Il est impossible de parler du Silence de la Cité sans rappeler Chroniques du Pays des Mères. Sans en constituer pour autant une préquelle au sens strict, le premier pose les bases du monde qui trouvera son aboutissement dans le second ; Le Silence de la Cité explore ainsi les prémices de Chroniques du Pays des Mères, tant sur le plan littéraire que social et culturel.
Premier roman d'Elisabeth VONARBURG, récompensé en 1982 d'un Grand Prix de l'Imaginaire, Le Silence de la Cité a été intégralement révisé en 1998, certainement en réponse au succès de Chroniques du Pays des Mères, et pour assoir définitivement la cohérence du diptyque. Quoi qu'il en soit il faut considérer ici que l'on parle de la version définitive du roman, soit toute édition autre que celle de Denoël (1981).
Dans Le Silence de la Cité, Elisabeth VONARBURG imagine les premiers temps qui suivent la catastrophe qui a profondément bouleversé l’Humanité.

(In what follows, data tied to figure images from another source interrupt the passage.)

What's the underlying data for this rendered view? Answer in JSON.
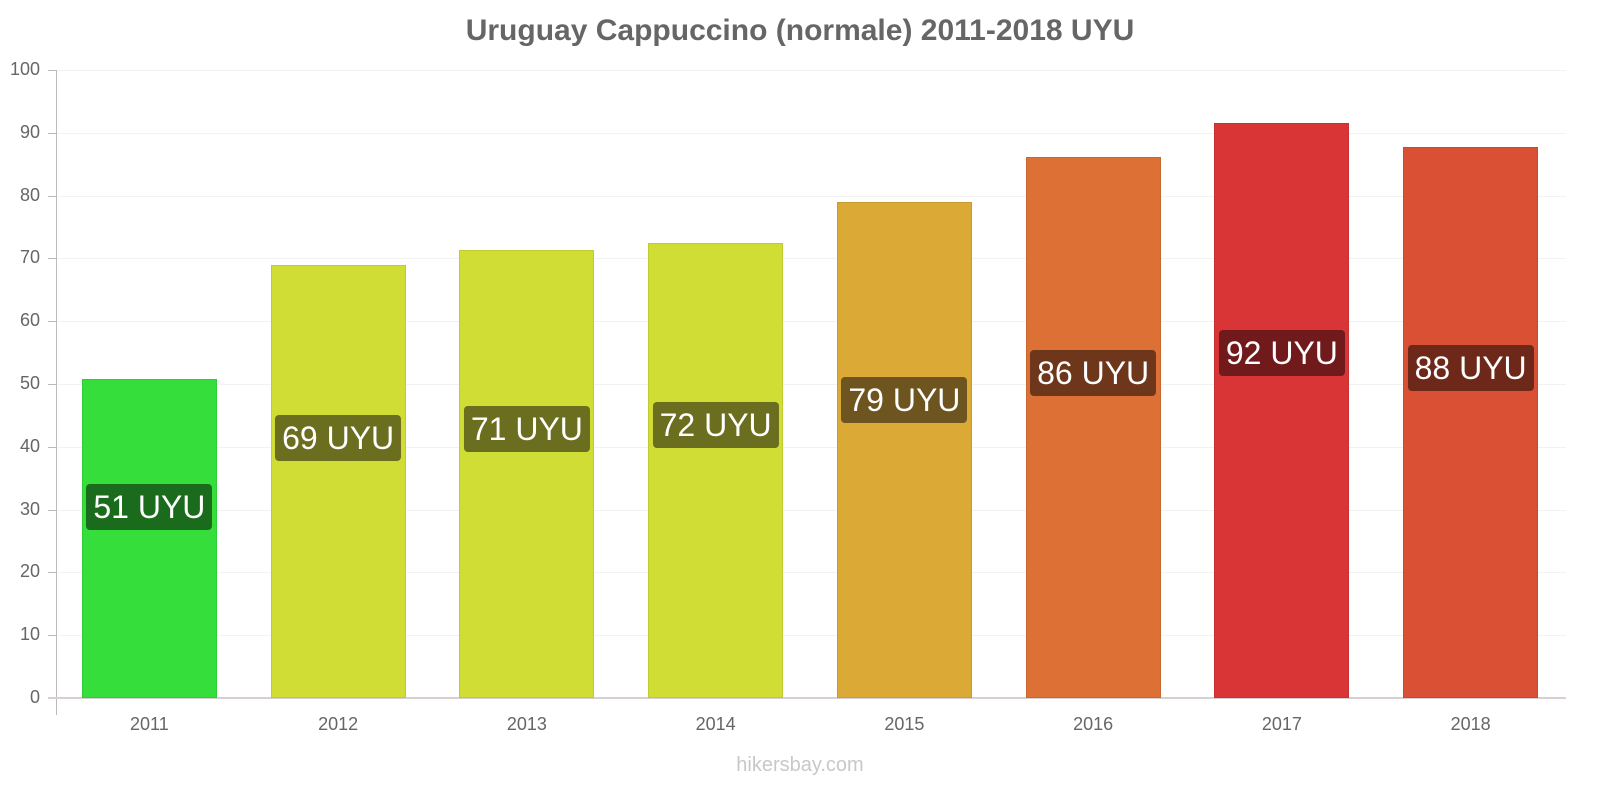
{
  "chart_data": {
    "type": "bar",
    "title": "Uruguay Cappuccino (normale) 2011-2018 UYU",
    "xlabel": "",
    "ylabel": "",
    "ylim": [
      0,
      100
    ],
    "yticks": [
      0,
      10,
      20,
      30,
      40,
      50,
      60,
      70,
      80,
      90,
      100
    ],
    "grid": true,
    "legend": null,
    "categories": [
      "2011",
      "2012",
      "2013",
      "2014",
      "2015",
      "2016",
      "2017",
      "2018"
    ],
    "values": [
      50.8,
      69,
      71.3,
      72.5,
      79,
      86.2,
      91.6,
      87.7
    ],
    "data_labels": [
      "51 UYU",
      "69 UYU",
      "71 UYU",
      "72 UYU",
      "79 UYU",
      "86 UYU",
      "92 UYU",
      "88 UYU"
    ],
    "bar_colors": [
      "#35de3a",
      "#d0dd35",
      "#d0dd35",
      "#d0dd35",
      "#dba935",
      "#dc7035",
      "#d93536",
      "#da5035"
    ],
    "label_colors": [
      "#1b6b1d",
      "#6a6e1e",
      "#6a6e1e",
      "#6a6e1e",
      "#6e5520",
      "#6e371c",
      "#701a1b",
      "#6e2819"
    ]
  },
  "title": "Uruguay Cappuccino (normale) 2011-2018 UYU",
  "watermark": "hikersbay.com"
}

Depuis une cité souterraine, une petite communauté de survivants tente de reconstruire une société viable, dans un environnement encore fragile et marqué par la mémoire du monde disparu. Le récit est centré sur la jeune Elisa, dont le regard extérieur permet d’observer progressivement l’émergence de nouvelles structures sociales et de nouvelles valeurs.
L’auteure privilégie une approche lente et progressive. La société ne se dévoile que par fragments, à travers les relations entre les personnages, leurs hésitations, leurs tâtonnements. Cette construction par touches successives confère au roman une forte dimension anthropologique. Le lecteur assiste ici à la naissance d’une civilisation encore incertaine, dont les règles ne sont pas encore fixées, mais dont les évolutions esquissent déjà les transformations plus radicales que l’on retrouvera dans Chroniques du Pays des Mères.
On retrouve également dans Le Silence de la Cité la tonalité contemplative et mélancolique caractéristique de l’œuvre de VONARBURG. L’action y est volontairement limitée, laissant place à la réflexion, à l’observation et à l’exploration des relations humaines. L’auteure s’intéresse moins aux mécanismes de la catastrophe qu’à ses conséquences humaines, sociales et culturelles. L'essentiel est que les rôles traditionnels évoluent, que les relations entre les individus se redéfinissent, et que la reconstruction du monde passe avant tout par une redéfinition de l’humain lui-même.
Le roman évite toute approche idéologique marquée. VONARBURG ne propose pas un modèle, mais explore des possibilités, celles qui émergent lorsque les structures sociales traditionnelles s’effondrent. Cette démarche, profondément humaniste, privilégie la nuance et la complexité, dans une perspective qui n’est pas sans rappeler certaines œuvres de Ursula K. LE GUIN, notamment dans leur volonté d’explorer des sociétés alternatives pour mieux interroger la nôtre.
Si Le Silence de la Cité peut parfois sembler encore plus lent et introspectif que Chroniques du Pays des Mères, il n’en constitue pas moins une pièce essentielle de l’univers imaginé par VONARBURG. Là où le second présente une civilisation déjà structurée, le premier en montre les fondations hésitantes, les expérimentations et les fragilités.
On se trouve ainsi face à un roman discret et imparfait, mais aussi contemplatif et profondément réfléchi. Oeuvre de jeunesse d'Elisabeth VONARBURG, Le Silence de la Cité n'a certainement pas la force évocatrice de Chroniques du Pays des Mères, notamment du fait de leur personnage principal respectif, Elisa n'étant pas aussi inoubliable que Lisbeï. Pour autant le premier éclaire rétrospectivement le second et confirme la cohérence et l’ambition de l’univers développé par l'auteure.